In the 1960s, Houston decided she wanted to sing secular music and formed the group The Sweet Inspirations. Under Houston's leadership, it earned a reputation as one of the best background groups in the business, appearing on hundreds of songs and helping to shape classics ranging from Van Morrison's "Brown Eyed Girl" to Dusty Springfield's "Son of A Preacher Man."

The group's first album, the self-titled The Sweet Inspirations recorded in 1967, peaked at No. 12 on Billboard's Hot Soul Albums, and its crossover hit single "Sweet Inspiration" reached the top 20 of the Hot 100 singles chart.

Along with Sylvia Shemwell, Myrna Smith and Estelle Brown, Houston sang backup for Jimi Hendrix, Simon and Garfunkel, The Drifters, Wilson Pickett and Houston's niece Dionne Warwick, who was once part of the group with her sister Dee Dee Warwick, before each became a solo artist.

An innovative musician, Houston used four background voices rather than the standard three and doubled her top part to enrich the sound. She explained her process to Fresh Air using the song "You Make Me Feel Like A Natural Woman" by Aretha Franklin, as an example.

"'Natural Woman' was like ... you try to enhance what she's done. That's the gist of doing background," Houston said. "A lot of times, backgrounds make songs and really sell them."

Still, after spending a lot of time in the background, Houston was ready for the spotlight. "I was becoming an artist in my own right and that's when I left The Sweet Inspirations and became a single artist," Houston said.

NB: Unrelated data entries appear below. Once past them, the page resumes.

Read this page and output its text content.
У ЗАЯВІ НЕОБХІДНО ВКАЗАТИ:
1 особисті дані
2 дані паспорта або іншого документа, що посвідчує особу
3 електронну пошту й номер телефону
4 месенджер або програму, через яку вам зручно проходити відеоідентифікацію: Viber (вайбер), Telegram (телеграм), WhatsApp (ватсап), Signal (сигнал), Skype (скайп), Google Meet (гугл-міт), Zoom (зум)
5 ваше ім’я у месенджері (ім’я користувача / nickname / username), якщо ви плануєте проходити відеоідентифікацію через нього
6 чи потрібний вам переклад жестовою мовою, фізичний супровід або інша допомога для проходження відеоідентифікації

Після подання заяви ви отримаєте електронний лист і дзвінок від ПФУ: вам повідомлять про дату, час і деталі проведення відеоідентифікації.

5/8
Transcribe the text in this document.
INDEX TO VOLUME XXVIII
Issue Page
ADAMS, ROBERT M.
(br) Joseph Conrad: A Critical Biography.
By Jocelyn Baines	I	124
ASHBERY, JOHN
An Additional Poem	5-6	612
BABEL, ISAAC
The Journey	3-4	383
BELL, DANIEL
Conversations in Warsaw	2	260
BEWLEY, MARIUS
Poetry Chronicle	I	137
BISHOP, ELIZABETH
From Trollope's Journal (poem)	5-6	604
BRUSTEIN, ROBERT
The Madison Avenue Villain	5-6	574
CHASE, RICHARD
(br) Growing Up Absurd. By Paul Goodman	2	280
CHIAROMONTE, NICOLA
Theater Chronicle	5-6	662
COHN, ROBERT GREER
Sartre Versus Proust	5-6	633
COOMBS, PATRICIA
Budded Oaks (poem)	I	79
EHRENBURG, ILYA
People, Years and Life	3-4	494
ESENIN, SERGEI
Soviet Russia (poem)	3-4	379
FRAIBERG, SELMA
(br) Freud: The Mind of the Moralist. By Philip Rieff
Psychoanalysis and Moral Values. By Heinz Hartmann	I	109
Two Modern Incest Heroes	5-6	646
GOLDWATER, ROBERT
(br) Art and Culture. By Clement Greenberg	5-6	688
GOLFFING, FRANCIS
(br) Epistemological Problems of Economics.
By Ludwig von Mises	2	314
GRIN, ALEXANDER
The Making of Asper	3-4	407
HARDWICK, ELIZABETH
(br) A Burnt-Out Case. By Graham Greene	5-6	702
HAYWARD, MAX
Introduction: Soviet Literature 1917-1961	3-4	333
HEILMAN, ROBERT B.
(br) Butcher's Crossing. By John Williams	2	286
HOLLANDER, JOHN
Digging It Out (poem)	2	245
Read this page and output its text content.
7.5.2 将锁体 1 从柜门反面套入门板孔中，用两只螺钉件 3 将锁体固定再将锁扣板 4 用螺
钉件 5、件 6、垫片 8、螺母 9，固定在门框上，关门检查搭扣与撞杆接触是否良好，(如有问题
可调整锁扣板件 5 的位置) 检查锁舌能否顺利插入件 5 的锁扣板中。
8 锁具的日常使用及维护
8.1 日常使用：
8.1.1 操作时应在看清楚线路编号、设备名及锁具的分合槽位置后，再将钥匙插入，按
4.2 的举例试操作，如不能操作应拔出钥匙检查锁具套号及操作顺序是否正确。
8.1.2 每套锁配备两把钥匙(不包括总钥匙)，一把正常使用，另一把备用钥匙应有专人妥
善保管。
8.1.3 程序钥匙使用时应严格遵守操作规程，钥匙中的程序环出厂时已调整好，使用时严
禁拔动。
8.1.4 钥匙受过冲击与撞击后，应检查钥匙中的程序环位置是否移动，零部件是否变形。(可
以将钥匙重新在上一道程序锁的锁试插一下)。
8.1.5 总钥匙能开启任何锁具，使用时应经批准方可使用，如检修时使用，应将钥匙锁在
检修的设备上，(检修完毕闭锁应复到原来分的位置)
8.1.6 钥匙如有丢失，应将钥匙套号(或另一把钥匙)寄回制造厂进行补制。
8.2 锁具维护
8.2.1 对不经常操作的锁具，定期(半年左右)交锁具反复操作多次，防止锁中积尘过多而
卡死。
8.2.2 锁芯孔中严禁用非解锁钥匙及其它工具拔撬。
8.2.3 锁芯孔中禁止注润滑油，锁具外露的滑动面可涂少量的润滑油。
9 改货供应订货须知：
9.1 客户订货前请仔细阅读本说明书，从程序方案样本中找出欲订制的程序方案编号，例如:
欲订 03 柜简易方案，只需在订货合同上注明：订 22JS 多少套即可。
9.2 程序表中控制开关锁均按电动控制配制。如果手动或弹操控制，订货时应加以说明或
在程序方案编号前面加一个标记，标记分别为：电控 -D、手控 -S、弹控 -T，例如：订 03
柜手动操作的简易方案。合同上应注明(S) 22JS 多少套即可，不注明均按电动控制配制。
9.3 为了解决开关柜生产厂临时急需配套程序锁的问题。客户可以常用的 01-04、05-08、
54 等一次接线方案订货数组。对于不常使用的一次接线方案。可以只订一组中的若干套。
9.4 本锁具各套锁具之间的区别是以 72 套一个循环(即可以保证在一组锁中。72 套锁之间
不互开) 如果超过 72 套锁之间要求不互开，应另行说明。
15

She was also torn between professional demands and being a mom. Long hours and touring across the country kept her from seeing her children as much as she desired. She had two sons, Gary Garland and Michael, and a daughter, Whitney, who would go on to be one of the biggest pop stars of all time.

Cissy and Whitney Houston were famously close. Their relationship was also one of mentor and protégé.

"She's my mom. She's my friend. She's my teacher," Whitney Houston explained on Entertainment Tonight in 1987. "She's like a little gas station. When you need some strength, you just go to Mom, and she fills you."

Whitney died when she was only 48, after years of battling addiction and a notoriously troubled marriage. In 2013, Cissy Houston wrote a book, Remembering Whitney: My Story of Love, Loss, and the Night the Music Stopped. The memoir upset her granddaughter, Bobbi Kristina Brown, who would later also die tragically at the age of 22. In a since-deleted tweet, Brown expressed her anger. "I find it 2b disrespect2mymother & me being her daughter won't tolerate it," she wrote.

The memoir's treatment of rumors about Whitney Houston's closeted lesbian relationship also led to a memorable moment with Oprah Winfrey.

"Would it have bothered you if your daughter, Whitney, was gay?" Winfrey asked Cissy Houston in a 2013 interview on OWN's Next Chapter.

"Absolutely," Houston replied.

"You wouldn't have liked that at all?" Oprah pressed.

"Not at all," said Houston.

Houston stayed true to her roots in other ways. For more than 50 years, through triumphs and tragedies, Cissy Houston led the Youth Inspiration Choir at her hometown Baptist church in Newark.